Private and institutional collections in southern West Bengal hold manuscripts and books that show the literary multilingual culture, along with runs of the newspaper Nihar, which provides valuable insights into the history and politics of the region. To allow public access and preservation, it is imperative to digitise these collections.
The manuscripts of Sanskrit and Bangla texts, as well as the printed versions of the Odia ones, are valuable resources for the study of multilingual literary cultures in medieval and early-modern South Asia, covering nine languages: Bangla, Sanskrit, Hindi, Farsi, Urdu, Arabic, Hindi, English, and Pali. Similarly, the Bangla newspaper Nihar is a key source for understanding the local dynamics of colonialism, Gandhian nationalism, and post-colonial development. The Bauddha Dharmankur Sabha collection and Sadharan Brahmo Samaj Library are of vital importance as they represent the best extant archives of two minority religions that crucially shaped modern South Asian public life: the Buddhist and the Brahmo.

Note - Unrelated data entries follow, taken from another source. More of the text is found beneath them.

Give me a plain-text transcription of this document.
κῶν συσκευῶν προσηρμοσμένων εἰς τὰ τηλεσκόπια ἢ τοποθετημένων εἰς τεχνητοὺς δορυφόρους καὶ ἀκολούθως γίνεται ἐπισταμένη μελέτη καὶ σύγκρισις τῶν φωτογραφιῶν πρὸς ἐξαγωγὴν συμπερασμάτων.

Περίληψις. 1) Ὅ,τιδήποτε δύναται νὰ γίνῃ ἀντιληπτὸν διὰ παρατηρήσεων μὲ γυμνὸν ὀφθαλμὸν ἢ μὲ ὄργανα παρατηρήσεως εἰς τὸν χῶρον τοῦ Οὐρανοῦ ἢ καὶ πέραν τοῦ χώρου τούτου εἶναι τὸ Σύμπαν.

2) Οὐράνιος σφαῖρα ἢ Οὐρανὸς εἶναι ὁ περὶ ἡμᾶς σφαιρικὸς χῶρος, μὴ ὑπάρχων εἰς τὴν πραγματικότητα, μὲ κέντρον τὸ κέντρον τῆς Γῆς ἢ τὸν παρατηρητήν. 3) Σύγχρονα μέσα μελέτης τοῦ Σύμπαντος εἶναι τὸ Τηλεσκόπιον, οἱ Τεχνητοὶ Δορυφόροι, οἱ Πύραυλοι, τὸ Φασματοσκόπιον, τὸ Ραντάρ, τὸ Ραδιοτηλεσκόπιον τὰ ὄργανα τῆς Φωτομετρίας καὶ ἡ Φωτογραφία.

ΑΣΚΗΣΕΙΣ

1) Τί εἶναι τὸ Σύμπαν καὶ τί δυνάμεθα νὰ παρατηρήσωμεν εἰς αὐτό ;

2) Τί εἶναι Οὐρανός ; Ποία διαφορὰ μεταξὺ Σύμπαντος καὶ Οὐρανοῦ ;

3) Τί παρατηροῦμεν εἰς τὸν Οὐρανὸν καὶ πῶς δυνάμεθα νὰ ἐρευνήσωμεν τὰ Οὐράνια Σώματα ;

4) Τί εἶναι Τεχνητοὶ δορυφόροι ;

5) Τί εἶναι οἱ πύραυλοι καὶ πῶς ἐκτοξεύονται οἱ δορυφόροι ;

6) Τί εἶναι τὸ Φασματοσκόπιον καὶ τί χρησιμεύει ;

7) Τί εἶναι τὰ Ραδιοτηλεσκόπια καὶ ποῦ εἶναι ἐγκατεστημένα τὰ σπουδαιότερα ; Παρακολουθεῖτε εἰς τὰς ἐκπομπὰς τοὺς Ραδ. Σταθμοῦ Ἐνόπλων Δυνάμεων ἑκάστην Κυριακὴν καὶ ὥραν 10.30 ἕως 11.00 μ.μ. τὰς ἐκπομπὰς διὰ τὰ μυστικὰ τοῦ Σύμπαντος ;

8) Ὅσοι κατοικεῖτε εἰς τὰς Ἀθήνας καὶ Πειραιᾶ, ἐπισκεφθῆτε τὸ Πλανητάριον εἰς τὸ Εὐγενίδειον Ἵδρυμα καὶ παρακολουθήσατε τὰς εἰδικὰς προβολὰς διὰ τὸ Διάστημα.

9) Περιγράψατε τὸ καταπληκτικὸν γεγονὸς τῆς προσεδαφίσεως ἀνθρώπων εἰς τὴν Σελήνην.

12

Housed in decrepit buildings, the Odia books, the complete run of the newspaper Nihar, and the manuscripts of the Medinipur Sahitya Parishat are all in various stages of decay. There were no resources available for their further restoration or digitisation.
The project digitised over 300 manuscripts, 100 books and 500 periodicals from six private and public collections. Catalogues and basic equipment was given to some of the institutions to help them preserve the material, which will enable them to initiate basic programmes in the dissemination of digital knowledge at a local level.